Codes

Formal Definition link

In information theory and coding theory, a code is simply a rule (or mapping) that transforms each symbol (or sequence of symbols) from some source alphabet into a finite sequence of symbols over a code alphabet (often bits, $0$ and $1$).

• Source alphabet $\Sigma$: the set of things you want to represent (e.g. letters, words, pixel values).

• Code alphabet $S$: the set of symbols you’ll actually use to represent them (often $\lbrace 0,1 \rbrace$).

• A Codewords Set is the sequence in $S^*$ assigned to a particular source symbol.
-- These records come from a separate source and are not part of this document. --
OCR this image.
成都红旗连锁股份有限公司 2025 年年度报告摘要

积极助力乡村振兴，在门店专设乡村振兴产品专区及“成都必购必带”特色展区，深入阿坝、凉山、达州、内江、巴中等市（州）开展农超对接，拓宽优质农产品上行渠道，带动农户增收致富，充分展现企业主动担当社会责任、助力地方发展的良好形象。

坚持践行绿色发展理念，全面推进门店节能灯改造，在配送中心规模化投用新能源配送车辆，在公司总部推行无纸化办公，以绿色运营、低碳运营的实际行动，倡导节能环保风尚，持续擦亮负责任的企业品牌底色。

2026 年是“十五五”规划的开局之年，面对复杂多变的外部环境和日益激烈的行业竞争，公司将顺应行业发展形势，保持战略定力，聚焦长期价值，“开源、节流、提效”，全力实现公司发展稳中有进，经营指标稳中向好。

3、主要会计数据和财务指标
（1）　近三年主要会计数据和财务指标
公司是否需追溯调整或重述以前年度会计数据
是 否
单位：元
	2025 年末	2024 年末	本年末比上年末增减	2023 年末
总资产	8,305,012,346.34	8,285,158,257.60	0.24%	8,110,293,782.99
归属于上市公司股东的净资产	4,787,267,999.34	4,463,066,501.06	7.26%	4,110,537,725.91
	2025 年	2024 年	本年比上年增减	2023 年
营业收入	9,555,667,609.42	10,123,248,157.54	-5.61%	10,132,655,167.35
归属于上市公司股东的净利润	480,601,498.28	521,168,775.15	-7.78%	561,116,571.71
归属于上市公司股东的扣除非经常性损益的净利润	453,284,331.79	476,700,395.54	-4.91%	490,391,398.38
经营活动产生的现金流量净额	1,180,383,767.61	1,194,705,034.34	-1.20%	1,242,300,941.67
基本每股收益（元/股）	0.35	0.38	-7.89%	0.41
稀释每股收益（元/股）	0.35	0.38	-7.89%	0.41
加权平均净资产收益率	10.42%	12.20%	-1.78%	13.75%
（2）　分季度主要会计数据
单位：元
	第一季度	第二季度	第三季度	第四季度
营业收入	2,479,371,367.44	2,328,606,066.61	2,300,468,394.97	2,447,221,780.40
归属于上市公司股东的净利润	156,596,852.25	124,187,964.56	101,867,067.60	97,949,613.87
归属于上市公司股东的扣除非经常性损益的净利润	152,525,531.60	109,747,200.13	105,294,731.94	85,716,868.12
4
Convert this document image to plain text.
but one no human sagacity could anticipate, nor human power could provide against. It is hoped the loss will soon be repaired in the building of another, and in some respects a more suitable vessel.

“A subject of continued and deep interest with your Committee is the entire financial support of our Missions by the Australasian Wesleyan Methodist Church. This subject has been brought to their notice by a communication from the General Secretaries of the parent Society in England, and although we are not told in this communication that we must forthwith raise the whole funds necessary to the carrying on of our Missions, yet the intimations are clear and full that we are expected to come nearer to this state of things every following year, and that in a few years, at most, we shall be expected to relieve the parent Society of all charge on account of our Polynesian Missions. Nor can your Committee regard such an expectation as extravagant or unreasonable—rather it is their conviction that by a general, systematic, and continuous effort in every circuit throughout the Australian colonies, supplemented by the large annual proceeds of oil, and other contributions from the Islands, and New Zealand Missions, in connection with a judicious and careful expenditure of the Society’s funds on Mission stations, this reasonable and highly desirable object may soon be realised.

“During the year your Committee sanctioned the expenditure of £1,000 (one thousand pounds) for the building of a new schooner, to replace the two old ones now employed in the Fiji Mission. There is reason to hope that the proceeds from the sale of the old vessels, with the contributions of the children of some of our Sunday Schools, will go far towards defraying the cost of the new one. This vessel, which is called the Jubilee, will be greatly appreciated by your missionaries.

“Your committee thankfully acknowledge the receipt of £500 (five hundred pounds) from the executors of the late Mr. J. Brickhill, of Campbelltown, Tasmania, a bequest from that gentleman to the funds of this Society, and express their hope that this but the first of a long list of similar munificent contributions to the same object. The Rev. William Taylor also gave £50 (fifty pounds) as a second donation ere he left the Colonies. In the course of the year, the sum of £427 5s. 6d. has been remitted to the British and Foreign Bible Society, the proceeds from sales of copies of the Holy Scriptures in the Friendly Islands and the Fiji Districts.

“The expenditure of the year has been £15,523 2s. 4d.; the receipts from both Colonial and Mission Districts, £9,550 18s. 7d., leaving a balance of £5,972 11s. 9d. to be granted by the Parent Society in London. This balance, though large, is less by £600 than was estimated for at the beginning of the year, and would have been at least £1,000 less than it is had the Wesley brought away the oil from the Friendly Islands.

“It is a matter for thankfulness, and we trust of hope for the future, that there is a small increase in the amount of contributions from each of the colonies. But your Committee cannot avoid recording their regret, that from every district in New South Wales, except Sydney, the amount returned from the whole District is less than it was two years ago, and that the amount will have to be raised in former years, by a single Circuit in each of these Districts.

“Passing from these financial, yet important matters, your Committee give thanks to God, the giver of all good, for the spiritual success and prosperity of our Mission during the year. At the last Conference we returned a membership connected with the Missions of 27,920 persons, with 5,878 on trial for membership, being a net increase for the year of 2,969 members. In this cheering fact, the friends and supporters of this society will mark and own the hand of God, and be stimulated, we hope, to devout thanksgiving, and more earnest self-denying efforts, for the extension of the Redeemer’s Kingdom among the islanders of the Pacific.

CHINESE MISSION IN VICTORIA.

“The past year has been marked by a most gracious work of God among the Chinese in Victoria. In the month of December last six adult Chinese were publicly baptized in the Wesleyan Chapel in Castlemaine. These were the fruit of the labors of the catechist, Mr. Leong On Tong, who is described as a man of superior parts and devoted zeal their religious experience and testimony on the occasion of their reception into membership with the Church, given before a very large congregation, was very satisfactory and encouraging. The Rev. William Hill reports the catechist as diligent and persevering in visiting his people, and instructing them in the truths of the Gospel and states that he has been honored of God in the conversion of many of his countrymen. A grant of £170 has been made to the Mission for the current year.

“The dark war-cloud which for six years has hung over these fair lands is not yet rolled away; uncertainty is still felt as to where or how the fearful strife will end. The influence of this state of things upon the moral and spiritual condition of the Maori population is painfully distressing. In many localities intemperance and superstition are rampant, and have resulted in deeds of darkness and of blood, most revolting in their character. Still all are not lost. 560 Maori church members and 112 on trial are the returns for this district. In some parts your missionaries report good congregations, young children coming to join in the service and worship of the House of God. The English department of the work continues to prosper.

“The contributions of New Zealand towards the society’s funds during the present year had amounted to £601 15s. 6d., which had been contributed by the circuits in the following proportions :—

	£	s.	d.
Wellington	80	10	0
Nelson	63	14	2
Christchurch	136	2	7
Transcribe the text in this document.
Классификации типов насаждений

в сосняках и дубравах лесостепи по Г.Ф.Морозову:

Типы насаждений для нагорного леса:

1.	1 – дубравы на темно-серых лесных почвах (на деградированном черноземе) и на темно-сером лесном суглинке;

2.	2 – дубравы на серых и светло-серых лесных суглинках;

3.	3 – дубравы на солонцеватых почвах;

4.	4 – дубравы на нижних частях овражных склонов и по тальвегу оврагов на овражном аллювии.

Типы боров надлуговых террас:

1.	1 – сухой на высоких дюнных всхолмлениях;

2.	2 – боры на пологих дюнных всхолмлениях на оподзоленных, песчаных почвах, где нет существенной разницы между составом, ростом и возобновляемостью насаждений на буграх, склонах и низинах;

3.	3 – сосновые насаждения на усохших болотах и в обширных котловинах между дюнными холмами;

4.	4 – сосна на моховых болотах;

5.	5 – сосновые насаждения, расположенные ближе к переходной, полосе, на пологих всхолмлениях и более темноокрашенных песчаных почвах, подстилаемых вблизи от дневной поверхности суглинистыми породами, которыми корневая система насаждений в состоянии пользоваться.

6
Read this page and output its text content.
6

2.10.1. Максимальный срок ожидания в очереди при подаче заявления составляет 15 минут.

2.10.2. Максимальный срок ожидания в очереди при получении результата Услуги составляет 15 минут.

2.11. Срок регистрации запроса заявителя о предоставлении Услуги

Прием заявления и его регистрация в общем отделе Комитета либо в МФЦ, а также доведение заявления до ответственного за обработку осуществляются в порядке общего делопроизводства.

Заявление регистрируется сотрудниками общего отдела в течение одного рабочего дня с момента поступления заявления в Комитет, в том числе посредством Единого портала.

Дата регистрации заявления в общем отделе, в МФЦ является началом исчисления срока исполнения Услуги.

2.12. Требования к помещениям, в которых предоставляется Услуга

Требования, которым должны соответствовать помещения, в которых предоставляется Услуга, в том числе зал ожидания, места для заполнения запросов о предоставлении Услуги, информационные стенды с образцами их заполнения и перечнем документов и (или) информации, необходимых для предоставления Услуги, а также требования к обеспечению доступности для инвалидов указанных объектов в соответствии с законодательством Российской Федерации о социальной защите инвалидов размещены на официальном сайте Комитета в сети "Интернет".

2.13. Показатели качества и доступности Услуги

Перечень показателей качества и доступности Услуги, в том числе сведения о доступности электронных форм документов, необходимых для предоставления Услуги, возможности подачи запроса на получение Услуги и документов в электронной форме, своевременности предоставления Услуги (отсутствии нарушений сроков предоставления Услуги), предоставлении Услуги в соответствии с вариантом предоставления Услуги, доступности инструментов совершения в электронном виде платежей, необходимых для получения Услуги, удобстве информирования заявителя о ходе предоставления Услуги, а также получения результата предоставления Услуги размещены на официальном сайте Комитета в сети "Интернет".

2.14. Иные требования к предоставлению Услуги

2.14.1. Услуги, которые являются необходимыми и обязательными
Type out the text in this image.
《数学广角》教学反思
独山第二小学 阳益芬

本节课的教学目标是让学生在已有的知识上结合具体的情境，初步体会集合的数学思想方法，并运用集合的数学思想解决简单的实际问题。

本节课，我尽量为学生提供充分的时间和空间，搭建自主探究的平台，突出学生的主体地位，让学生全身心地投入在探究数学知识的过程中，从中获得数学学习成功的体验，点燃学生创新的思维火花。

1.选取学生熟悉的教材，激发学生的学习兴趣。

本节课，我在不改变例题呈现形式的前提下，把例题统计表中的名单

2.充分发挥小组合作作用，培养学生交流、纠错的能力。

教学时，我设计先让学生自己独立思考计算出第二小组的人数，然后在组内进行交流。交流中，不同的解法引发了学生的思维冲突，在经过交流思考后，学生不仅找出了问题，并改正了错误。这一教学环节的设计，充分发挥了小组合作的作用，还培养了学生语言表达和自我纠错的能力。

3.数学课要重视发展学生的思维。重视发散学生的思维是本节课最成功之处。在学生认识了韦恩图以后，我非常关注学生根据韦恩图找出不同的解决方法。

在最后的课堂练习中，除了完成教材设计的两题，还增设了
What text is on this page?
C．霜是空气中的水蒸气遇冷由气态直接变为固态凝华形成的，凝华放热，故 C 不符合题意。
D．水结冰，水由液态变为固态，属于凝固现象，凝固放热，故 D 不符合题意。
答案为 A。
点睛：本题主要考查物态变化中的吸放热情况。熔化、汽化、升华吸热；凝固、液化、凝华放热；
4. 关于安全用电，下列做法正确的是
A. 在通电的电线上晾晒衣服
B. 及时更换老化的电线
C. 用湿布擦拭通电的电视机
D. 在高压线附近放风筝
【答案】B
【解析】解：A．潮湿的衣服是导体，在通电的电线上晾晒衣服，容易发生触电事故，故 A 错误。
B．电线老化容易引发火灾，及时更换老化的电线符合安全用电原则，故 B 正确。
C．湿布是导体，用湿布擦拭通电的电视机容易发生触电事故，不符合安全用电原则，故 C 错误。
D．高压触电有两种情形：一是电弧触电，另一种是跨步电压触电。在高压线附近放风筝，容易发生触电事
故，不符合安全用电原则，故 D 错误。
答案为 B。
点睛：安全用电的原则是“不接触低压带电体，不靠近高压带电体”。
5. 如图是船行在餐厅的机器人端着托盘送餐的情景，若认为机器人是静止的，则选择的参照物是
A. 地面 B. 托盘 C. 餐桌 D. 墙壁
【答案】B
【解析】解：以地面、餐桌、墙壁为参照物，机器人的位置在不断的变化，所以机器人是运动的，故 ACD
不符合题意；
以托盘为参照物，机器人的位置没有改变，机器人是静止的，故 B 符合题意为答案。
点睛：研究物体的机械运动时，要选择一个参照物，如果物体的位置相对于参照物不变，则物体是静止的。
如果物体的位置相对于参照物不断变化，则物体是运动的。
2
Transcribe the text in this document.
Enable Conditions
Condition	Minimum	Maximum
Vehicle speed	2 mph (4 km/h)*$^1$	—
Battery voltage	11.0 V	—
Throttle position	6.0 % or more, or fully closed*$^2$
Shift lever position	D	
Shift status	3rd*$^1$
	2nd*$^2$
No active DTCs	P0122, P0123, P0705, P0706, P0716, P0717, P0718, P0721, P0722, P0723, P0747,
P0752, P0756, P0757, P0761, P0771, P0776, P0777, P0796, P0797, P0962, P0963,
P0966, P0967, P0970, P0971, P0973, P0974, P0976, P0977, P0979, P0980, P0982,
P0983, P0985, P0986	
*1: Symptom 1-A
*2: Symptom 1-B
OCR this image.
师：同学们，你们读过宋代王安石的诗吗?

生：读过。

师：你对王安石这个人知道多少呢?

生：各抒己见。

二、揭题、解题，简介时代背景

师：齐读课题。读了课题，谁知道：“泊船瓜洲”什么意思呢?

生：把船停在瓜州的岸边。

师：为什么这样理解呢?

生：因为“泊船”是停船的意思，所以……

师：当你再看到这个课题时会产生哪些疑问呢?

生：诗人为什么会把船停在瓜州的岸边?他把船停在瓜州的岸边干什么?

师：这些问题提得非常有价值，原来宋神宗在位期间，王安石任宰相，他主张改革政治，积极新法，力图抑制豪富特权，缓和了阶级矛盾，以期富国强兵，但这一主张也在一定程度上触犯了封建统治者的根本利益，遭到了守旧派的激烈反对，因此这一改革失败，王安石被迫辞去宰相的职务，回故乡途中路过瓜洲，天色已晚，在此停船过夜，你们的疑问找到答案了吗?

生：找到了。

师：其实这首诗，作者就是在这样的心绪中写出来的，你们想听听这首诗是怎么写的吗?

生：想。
Formally, a code is an injective function

$$ f: \Sigma \longrightarrow S^*, $$

that assigns to each source symbol $\sigma \in \Sigma$ a unique codeword $f(\sigma)\in S^*$.

Informal Definition link

In practice we almost always identify the code with its image, the set of codewords

$$ C = f(\Sigma) = \lbrace f(\sigma)\mid \sigma \in \Sigma \rbrace \subseteq S^* $$

So when you read $`` \text{a code } C \text{ over the alphabet } S,’’$ it means $`` \text{a set } C \text{ of strings drawn from } S^* ,’’$ and implicitly there is an underlying function $f$ whose outputs are exactly those strings.